Ana Vitória lembra que Madre Teresa de Calcutá tornou-se símbolo da luta contra a pobreza na Índia. Algumas são mais desconhecidas, mesmo tendo recebido o Prêmio Nobel, como Rigoberta Menchú Tum, ativista indígena da Guatemala, e Betty Williams e Maired Corrigan, ativistas da paz e dos direitos humanos da Irlanda do Norte. “Muitas outras ficaram esquecidas. Como disse Virginia Woolf: 'por muito tempo na história, 'anônimo' era uma mulher'”, destaca.

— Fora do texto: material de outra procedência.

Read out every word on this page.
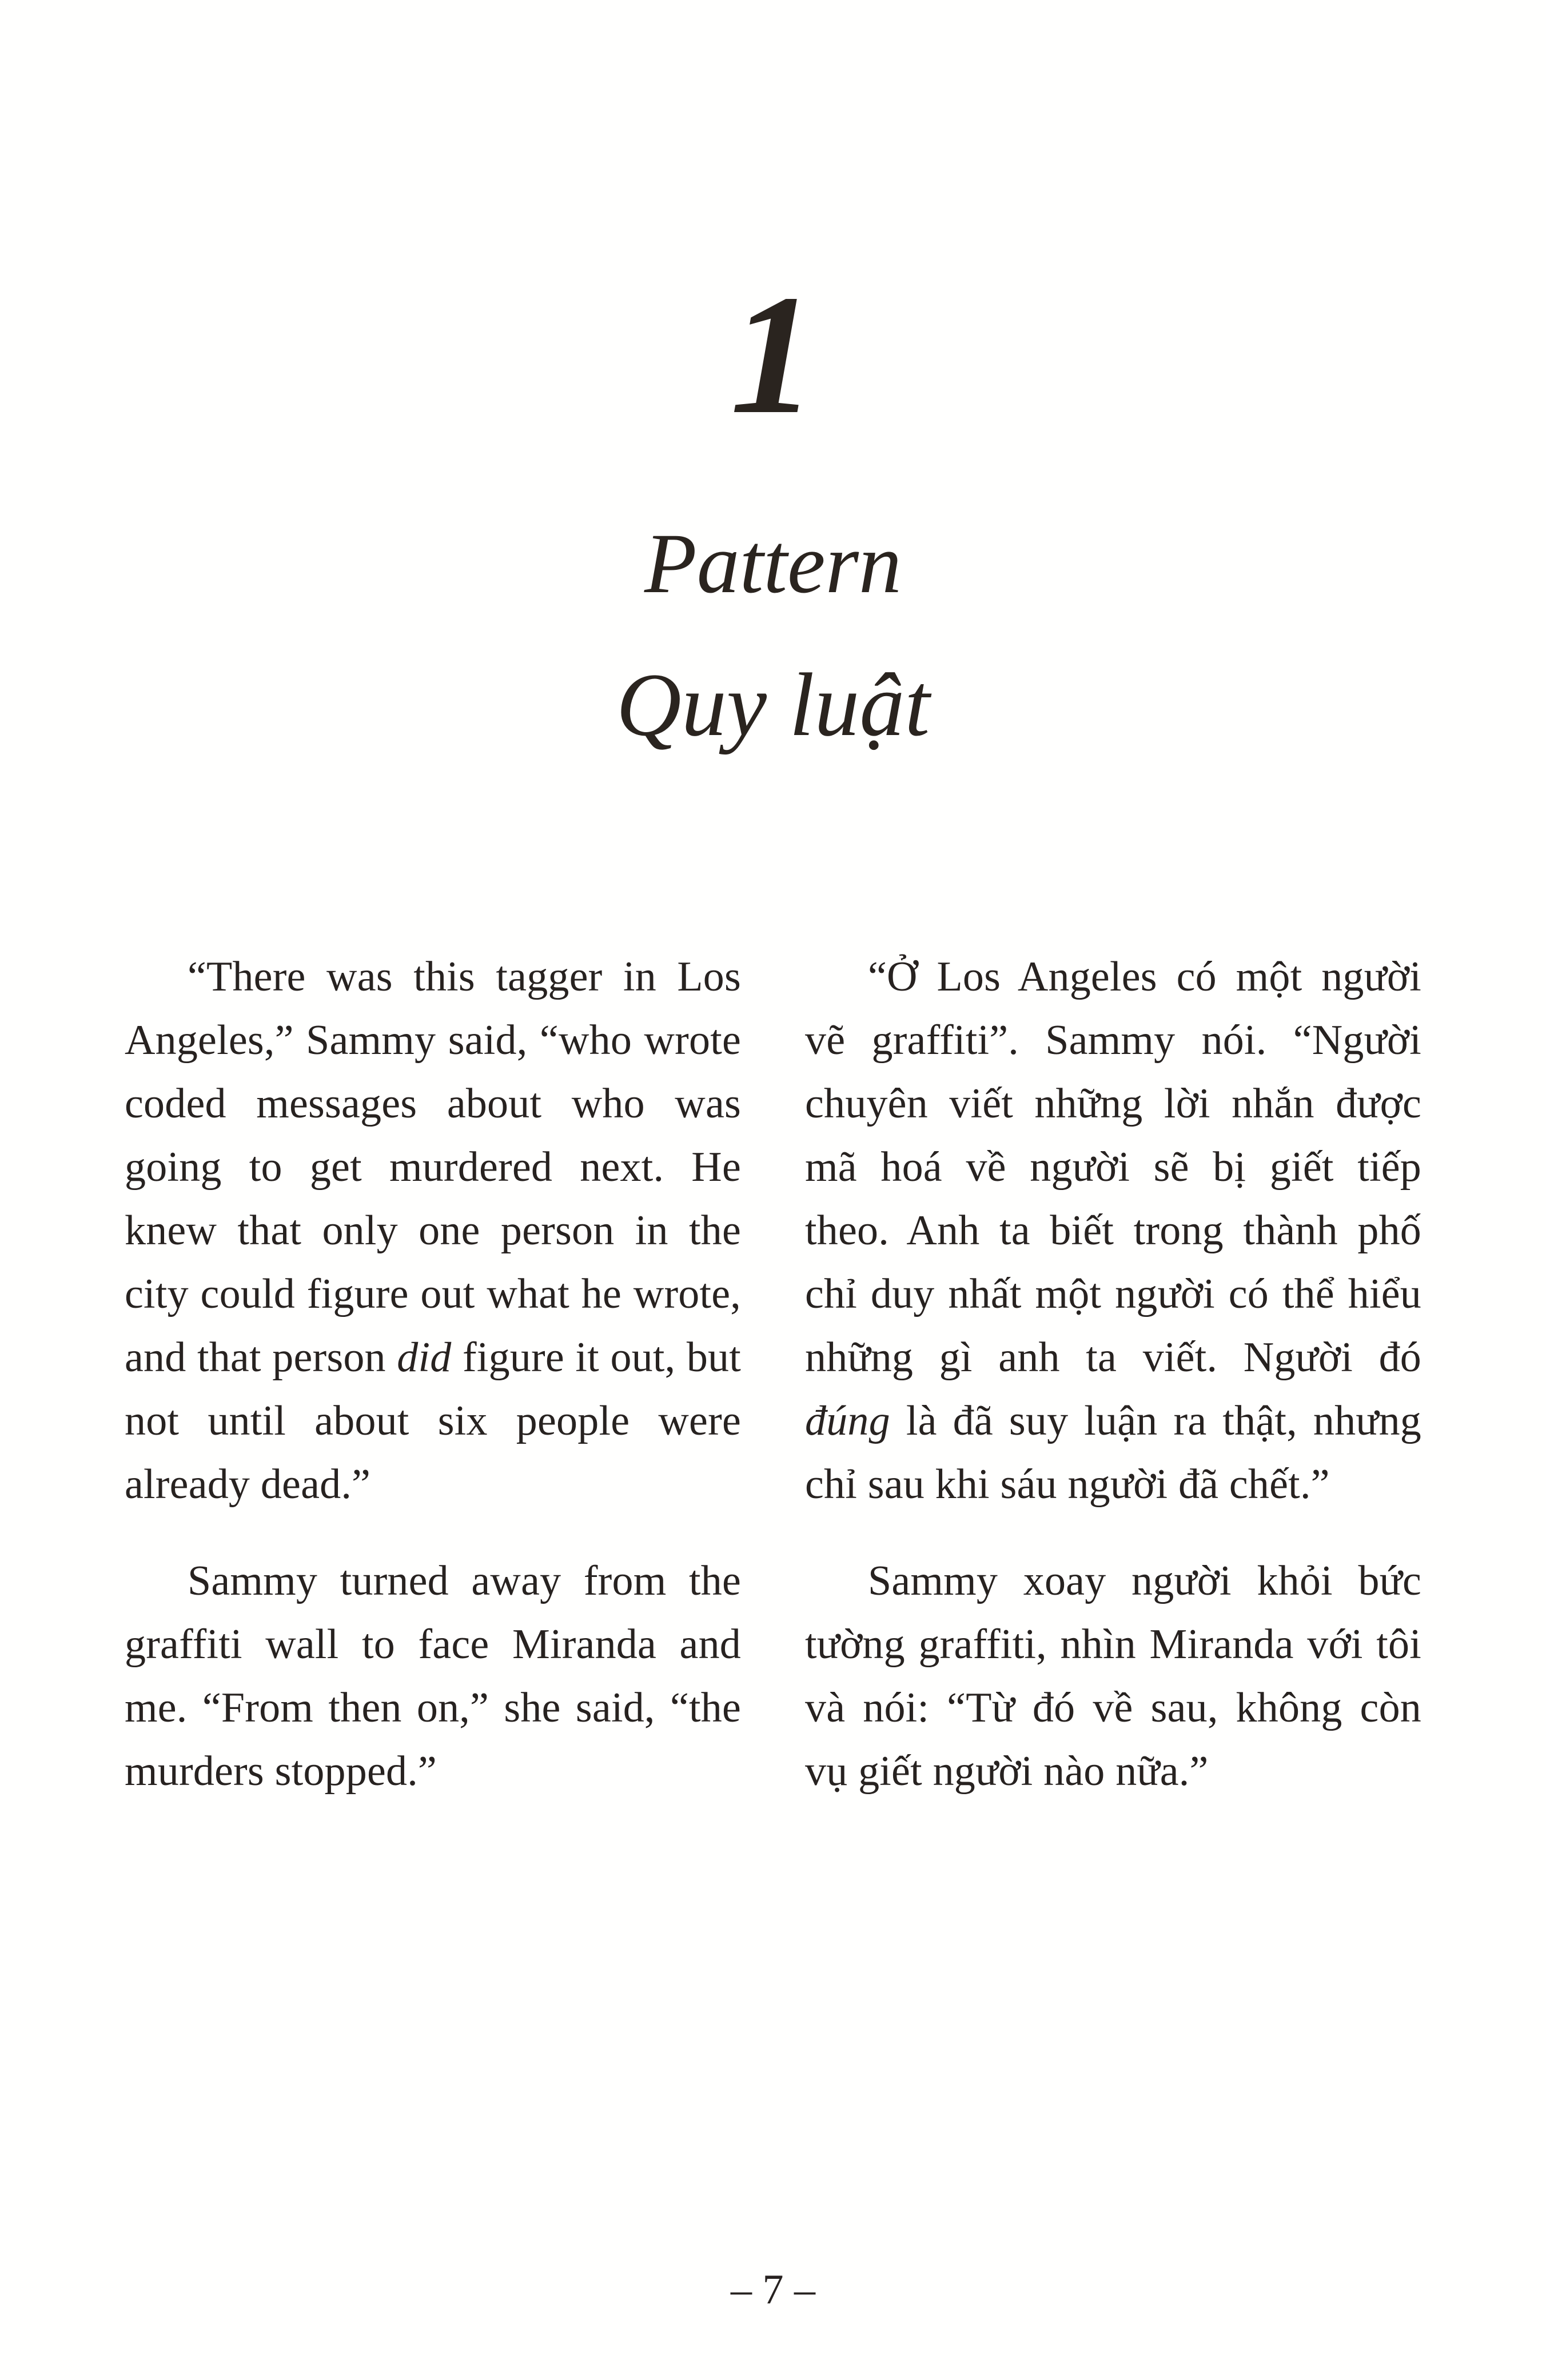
1
Pattern
Quy luật

“There was this tagger in Los Angeles,” Sammy said, “who wrote coded messages about who was going to get murdered next. He knew that only one person in the city could figure out what he wrote, and that person did figure it out, but not until about six people were already dead.”

Sammy turned away from the graffiti wall to face Miranda and me. “From then on,” she said, “the murders stopped.”

“Ở Los Angeles có một người vẽ graffiti”. Sammy nói. “Người chuyên viết những lời nhắn được mã hoá về người sẽ bị giết tiếp theo. Anh ta biết trong thành phố chỉ duy nhất một người có thể hiểu những gì anh ta viết. Người đó đúng là đã suy luận ra thật, nhưng chỉ sau khi sáu người đã chết.”

Sammy xoay người khỏi bức tường graffiti, nhìn Miranda với tôi và nói: “Từ đó về sau, không còn vụ giết người nào nữa.”

– 7 –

Quando se trata de mulheres esquecidas pela organização do Nobel, Ana Vitória destaca o trabalho da médica brasileira Zilda Arns. “Como brasileira, defendo que ela merecia o prêmio. Seu trabalho com a Pastoral da Criança é reconhecido no mundo inteiro e, como médica sanitarista, ela parecia não poupar esforços para se deslocar a outra parte do mundo e colocar a própria vida em risco. Sua morte no terremoto do Haiti foi uma perda mundial.”

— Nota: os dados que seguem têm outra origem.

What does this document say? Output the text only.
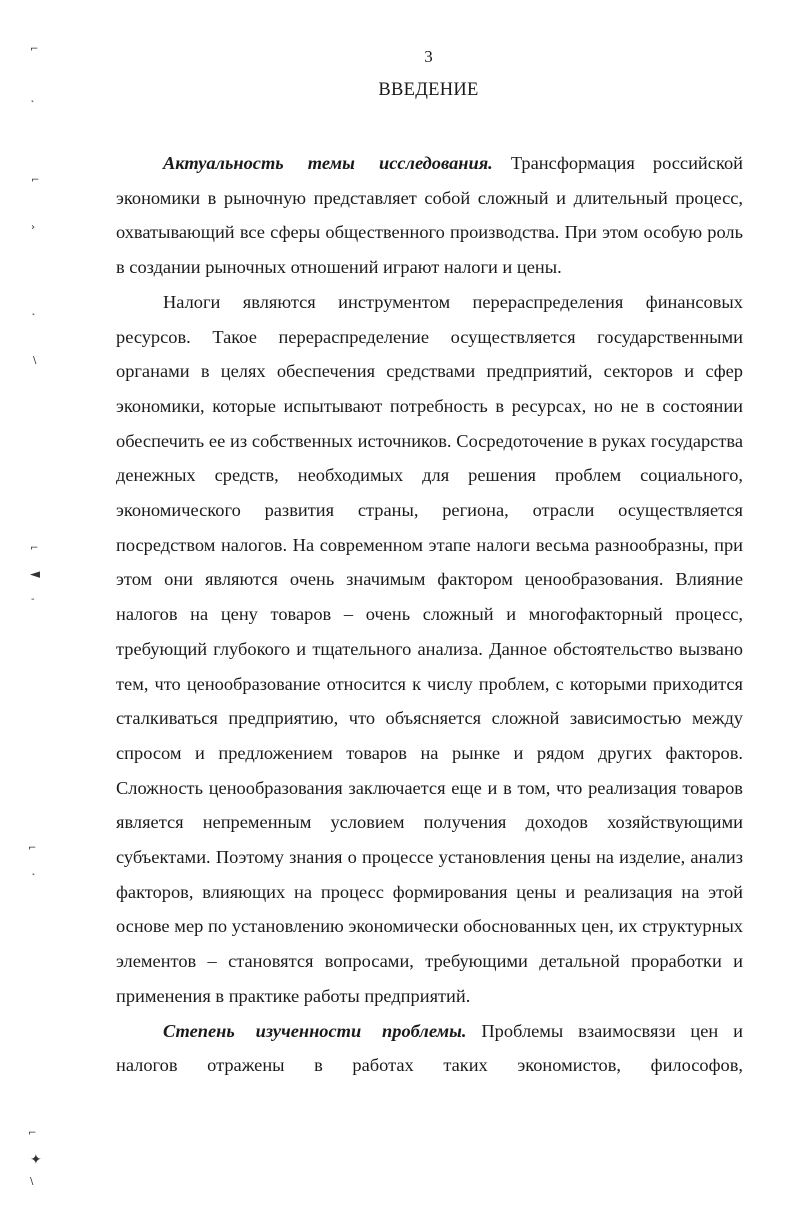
⌐
˛
⌐
›
˛
\
⌐
◄
-
⌐
˛
⌐
✦
\
3
ВВЕДЕНИЕ

Актуальность темы исследования. Трансформация российской экономики в рыночную представляет собой сложный и длительный процесс, охватывающий все сферы общественного производства. При этом особую роль в создании рыночных отношений играют налоги и цены.

Налоги являются инструментом перераспределения финансовых ресурсов. Такое перераспределение осуществляется государственными органами в целях обеспечения средствами предприятий, секторов и сфер экономики, которые испытывают потребность в ресурсах, но не в состоянии обеспечить ее из собственных источников. Сосредоточение в руках государства денежных средств, необходимых для решения проблем социального, экономического развития страны, региона, отрасли осуществляется посредством налогов. На современном этапе налоги весьма разнообразны, при этом они являются очень значимым фактором ценообразования. Влияние налогов на цену товаров – очень сложный и многофакторный процесс, требующий глубокого и тщательного анализа. Данное обстоятельство вызвано тем, что ценообразование относится к числу проблем, с которыми приходится сталкиваться предприятию, что объясняется сложной зависимостью между спросом и предложением товаров на рынке и рядом других факторов. Сложность ценообразования заключается еще и в том, что реализация товаров является непременным условием получения доходов хозяйствующими субъектами. Поэтому знания о процессе установления цены на изделие, анализ факторов, влияющих на процесс формирования цены и реализация на этой основе мер по установлению экономически обоснованных цен, их структурных элементов – становятся вопросами, требующими детальной проработки и применения в практике работы предприятий.

Степень изученности проблемы. Проблемы взаимосвязи цен и налогов отражены в работах таких экономистов, философов,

De acordo com a historiadora, outra mulher que não recebeu o Nobel da Paz, mas teve uma atuação relevante para a paz mundial, foi a queniana especialista em tecnologia Juliana Rotich. “Ela desenvolveu um conjunto de plataformas com a finalidade de conectar diversos países africanos, difundindo informações sobre guerras e conflitos armados. No século 21, a comunicação é uma arma poderosa, tanto para a segurança das pessoas, quanto para a construção de medidas capazes de prevenir e erradicar a violência”, acrescenta Ana Vitória.
O Prêmio Nobel da Paz foi criado pelo inventor sueco Alfred Nobel, no fim do século 19, e os primeiros laureados receberam o prêmio em 1901, no início do século 20. As categorias originais eram física, química, fisiologia/medicina, literatura e paz. Desde então, o Nobel da Paz já foi concedido 97 vezes a indivíduos e organizações.
Os primeiros ganhadores do prêmio, em 1901, foram o suíço Jean Henry Dunant e o francês Frédéric Passy. Dunant foi o fundador do Comitê Internacional da Cruz Vermelha. Passy fundou a Sociedade Francesa de Arbitragem entre as Nações. De acordo com a historiadora, no caso de Henri Dunant, a Cruz Vermelha é, até os dias atuais, uma organização internacional atuante em zonas de conflito, tendo participado das duas grandes guerras nundiais e outras guerras que marcaram a história.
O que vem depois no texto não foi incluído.